Anyway, how was that for a first blog? I rather enjoyed that – more to follow.

Author: Sean Runchman    

Colour Processing – Where is it going?

June 4, 2009

So we’re all familiar with the old problem of managing colour, well we should be so many people talk about it and claim to be experts (I only know two people that really do live and breathe it) well it looks something like this:
Where you have little control over the input channels as you have no idea who created them, whether the profiles attached are real or not, what process they have been seperated for and even if they have been provided to anyone as some sort of colour expectation…. So we attempt through our workflows to standardise to a set standard and reprocess the colour of the desired output channels.

Seems ok I guess? It’s been working for however long, but what is the future?
We know that our biggest problem is not the technology, even though technology is improving year on year with companies claiming to have developed the ultimate tool only to release something even better the following year, so software technology, workflow and hardware is the least of our problems. It boils down again to the human factor, how do we eductate people in subjects that they are not interested in, how do we get them to follow very very simple proceedures that we set out for them, how do we get them to beleive that we know what we are doing and that they need to follow we have laid down in those proceedures…. Why is the human factor such a problem!

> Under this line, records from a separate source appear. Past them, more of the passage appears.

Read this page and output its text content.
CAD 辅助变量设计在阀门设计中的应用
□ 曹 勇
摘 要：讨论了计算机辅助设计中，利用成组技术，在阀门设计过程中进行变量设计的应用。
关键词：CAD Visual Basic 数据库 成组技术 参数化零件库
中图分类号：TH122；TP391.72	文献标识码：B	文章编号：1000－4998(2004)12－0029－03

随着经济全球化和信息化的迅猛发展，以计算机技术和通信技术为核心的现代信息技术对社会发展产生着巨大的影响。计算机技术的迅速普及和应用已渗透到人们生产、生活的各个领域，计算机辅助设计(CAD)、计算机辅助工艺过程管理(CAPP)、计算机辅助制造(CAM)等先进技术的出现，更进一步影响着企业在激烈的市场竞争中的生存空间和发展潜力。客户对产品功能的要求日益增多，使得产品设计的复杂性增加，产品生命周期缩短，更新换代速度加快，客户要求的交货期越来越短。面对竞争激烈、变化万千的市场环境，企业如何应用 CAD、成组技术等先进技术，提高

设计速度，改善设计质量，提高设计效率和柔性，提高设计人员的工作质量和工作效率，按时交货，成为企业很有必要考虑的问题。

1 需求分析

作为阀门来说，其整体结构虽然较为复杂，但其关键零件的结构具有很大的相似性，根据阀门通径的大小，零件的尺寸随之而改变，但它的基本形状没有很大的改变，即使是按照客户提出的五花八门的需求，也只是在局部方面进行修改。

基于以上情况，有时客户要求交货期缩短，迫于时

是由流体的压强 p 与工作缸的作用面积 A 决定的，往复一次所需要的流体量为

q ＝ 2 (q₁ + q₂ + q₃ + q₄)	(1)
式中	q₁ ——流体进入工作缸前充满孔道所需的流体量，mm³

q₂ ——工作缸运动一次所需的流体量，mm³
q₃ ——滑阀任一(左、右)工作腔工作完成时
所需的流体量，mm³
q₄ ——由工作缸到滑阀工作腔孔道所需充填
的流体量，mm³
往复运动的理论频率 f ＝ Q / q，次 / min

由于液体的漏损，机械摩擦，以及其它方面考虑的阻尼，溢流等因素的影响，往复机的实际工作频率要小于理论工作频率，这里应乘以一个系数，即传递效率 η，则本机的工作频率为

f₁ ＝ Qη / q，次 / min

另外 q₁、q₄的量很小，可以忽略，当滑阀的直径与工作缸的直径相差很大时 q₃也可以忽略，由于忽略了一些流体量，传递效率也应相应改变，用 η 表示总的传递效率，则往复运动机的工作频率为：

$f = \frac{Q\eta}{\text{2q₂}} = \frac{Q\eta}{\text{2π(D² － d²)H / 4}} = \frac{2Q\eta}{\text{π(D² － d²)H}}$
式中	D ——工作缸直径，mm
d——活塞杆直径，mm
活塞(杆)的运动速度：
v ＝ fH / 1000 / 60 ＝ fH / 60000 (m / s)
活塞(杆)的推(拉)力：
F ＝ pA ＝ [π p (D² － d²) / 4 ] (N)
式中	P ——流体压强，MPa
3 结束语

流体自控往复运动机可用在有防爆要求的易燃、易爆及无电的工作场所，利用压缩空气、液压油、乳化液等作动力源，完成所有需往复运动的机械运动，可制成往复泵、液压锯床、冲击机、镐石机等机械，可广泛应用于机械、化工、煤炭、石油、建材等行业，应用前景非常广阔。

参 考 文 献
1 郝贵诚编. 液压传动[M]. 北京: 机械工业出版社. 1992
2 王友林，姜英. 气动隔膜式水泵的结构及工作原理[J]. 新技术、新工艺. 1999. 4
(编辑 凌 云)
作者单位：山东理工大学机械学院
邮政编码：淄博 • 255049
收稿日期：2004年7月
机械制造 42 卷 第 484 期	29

Are we able to change the rules and rather than make it simple for the users to get wrong, we make it extremely hard and let them follow the path of least resistance and get it right? Sounds an outrageous idea, but we have tried easy, people seem to think we are insulting their intelligence with easy, so lets make it hard and get them to think for the money we pay them.

Or do we place even more colour processor workflows in and allow for a completely automated colour transformation where the final output is not the same as the viewed colour on the screens? Myself I think we will automate more to de-skill the workforce a little more in order to gain control over our colour expectations.